In the examples shown the 'gold' bands on the green vestment are the orphrey - the integral decoration of the vestment which, in this case, is a chasuble. Roman Catholic bishops wear (wore) the tunicle and dalmatic (sometimes combined as a single garment) over the alb and under the chasuble. In these examples the stola is visible at the neck, and appears to be worn uncrossed beneath the chasuble, as appropriate for a bishop - the priest's stole is crossed over the breast.

The pallium is traditionally made of white wool and was originally reserved to the pope; unlike the omophorion it is not worn by all Roman Catholic bishops but only by certain metropolitans and archbishops upon whom it has been specifically conferred (sometimes, in the past, for the exchange of money or other favours). Most commonly it appears from front or back as a large narrow white 'Y' decorated with black crosses, hanging from or over the shoulders. The present Pope appears to have adopted a form of pallium more akin to the omophorion in style but significantly narrower. In contrast many uniate bishops appear to wear an omphorion which is shaped like a western pallium (-O-) rather than a long scarf-like garment folded around the shoulders

In heraldry the pallium may appear in an episcopal coat of arms as a large white 'Y' ornamented with small black crosses.

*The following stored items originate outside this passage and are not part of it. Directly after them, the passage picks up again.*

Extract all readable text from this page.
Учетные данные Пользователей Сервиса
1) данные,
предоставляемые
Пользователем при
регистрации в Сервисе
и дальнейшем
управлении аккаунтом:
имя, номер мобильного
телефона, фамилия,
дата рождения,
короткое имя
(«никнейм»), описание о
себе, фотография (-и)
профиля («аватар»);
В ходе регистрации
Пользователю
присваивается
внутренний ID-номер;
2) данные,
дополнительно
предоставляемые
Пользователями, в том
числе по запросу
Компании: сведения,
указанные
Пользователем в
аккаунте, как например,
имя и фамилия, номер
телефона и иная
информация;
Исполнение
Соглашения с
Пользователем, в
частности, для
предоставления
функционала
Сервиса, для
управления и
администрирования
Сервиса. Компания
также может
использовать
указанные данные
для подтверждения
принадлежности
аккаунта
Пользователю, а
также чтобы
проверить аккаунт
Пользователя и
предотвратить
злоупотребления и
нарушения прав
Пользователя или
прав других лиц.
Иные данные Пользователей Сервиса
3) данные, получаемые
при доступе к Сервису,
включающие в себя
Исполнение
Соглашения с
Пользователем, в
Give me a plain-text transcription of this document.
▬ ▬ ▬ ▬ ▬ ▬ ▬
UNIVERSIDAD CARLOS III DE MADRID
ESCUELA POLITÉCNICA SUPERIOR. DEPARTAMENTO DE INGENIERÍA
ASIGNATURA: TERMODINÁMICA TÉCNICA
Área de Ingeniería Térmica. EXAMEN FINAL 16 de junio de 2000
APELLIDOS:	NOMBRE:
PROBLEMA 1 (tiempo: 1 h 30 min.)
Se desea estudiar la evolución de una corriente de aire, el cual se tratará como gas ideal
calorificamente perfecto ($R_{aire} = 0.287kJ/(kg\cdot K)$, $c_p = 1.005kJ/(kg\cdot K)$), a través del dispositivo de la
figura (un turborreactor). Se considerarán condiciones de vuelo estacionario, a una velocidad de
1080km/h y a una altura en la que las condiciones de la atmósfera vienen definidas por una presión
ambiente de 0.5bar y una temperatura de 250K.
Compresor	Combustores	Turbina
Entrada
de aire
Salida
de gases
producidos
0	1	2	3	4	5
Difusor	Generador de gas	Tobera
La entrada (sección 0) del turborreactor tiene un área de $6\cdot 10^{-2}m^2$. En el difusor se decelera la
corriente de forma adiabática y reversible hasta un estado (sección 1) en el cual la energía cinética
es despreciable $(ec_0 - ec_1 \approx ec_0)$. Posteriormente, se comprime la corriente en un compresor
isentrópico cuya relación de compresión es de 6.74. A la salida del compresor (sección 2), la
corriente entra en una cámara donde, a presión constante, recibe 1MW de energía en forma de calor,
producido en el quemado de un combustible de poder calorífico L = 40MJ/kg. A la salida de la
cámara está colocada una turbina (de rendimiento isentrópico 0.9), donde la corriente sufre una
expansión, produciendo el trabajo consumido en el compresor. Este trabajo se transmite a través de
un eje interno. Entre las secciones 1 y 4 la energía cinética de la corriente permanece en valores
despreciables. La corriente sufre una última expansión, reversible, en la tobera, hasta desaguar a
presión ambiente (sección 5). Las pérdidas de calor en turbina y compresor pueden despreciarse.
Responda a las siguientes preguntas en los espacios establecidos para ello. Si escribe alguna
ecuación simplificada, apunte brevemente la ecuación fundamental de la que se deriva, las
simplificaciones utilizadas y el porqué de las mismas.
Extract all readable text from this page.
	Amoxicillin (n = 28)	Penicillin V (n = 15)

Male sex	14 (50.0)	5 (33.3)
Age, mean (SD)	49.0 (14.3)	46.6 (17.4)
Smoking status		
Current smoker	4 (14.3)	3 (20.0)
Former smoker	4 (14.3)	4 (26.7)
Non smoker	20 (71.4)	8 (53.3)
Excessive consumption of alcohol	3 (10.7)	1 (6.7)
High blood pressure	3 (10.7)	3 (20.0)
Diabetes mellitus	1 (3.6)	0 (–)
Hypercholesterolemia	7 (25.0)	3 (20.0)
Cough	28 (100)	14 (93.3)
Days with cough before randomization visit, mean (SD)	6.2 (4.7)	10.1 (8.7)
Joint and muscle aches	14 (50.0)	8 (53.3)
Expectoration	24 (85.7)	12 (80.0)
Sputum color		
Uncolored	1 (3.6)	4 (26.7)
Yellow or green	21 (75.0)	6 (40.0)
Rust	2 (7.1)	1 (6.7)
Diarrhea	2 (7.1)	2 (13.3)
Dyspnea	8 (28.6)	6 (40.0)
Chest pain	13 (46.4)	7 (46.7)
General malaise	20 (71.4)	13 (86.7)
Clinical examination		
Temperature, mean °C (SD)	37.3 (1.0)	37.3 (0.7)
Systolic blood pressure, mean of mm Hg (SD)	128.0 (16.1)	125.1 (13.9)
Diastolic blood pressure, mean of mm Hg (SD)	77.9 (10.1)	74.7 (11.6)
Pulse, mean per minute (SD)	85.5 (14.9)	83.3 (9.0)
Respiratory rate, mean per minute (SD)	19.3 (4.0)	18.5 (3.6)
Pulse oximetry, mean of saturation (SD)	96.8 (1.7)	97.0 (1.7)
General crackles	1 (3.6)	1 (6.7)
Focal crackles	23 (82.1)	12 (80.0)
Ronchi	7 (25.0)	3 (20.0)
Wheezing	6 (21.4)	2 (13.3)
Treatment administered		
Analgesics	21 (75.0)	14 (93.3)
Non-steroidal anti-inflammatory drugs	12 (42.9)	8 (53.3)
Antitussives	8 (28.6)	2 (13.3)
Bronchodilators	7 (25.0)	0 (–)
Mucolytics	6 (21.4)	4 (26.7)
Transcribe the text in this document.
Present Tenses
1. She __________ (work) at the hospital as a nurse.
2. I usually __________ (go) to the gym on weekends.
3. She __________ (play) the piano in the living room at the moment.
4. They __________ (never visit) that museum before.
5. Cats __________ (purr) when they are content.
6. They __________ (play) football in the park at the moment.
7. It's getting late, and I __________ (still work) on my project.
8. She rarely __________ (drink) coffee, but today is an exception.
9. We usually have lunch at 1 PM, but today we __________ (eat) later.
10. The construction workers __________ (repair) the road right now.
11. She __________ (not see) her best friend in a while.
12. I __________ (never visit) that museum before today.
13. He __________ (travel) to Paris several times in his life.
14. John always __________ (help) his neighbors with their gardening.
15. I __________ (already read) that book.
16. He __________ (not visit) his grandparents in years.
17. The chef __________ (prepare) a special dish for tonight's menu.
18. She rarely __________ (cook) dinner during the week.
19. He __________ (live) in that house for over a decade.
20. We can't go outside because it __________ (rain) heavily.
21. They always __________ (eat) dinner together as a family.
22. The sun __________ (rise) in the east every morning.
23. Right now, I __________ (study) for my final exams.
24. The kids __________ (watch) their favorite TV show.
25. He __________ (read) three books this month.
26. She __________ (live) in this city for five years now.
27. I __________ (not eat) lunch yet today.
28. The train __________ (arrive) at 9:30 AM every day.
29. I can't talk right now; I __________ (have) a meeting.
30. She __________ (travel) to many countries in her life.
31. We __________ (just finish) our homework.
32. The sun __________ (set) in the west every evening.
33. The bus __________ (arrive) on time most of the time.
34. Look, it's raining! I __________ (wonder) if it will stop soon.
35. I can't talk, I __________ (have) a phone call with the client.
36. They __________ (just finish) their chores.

As such it is a dominant feature of the arms of the Metropolitan See of Canterbury (the Archbishop of Canterbury, Primate of All England), which puzzles many as the arms of the Metropolitan See of York (Archbishop of York, the Primate of England), do not have a large 'Y' jumping out from the centre.

I agree with comments 4 and 5 above, although the first image posted does appear to be marked as copyrighted (lower left corner), which possibly does not allow for it to be manipulated or edited.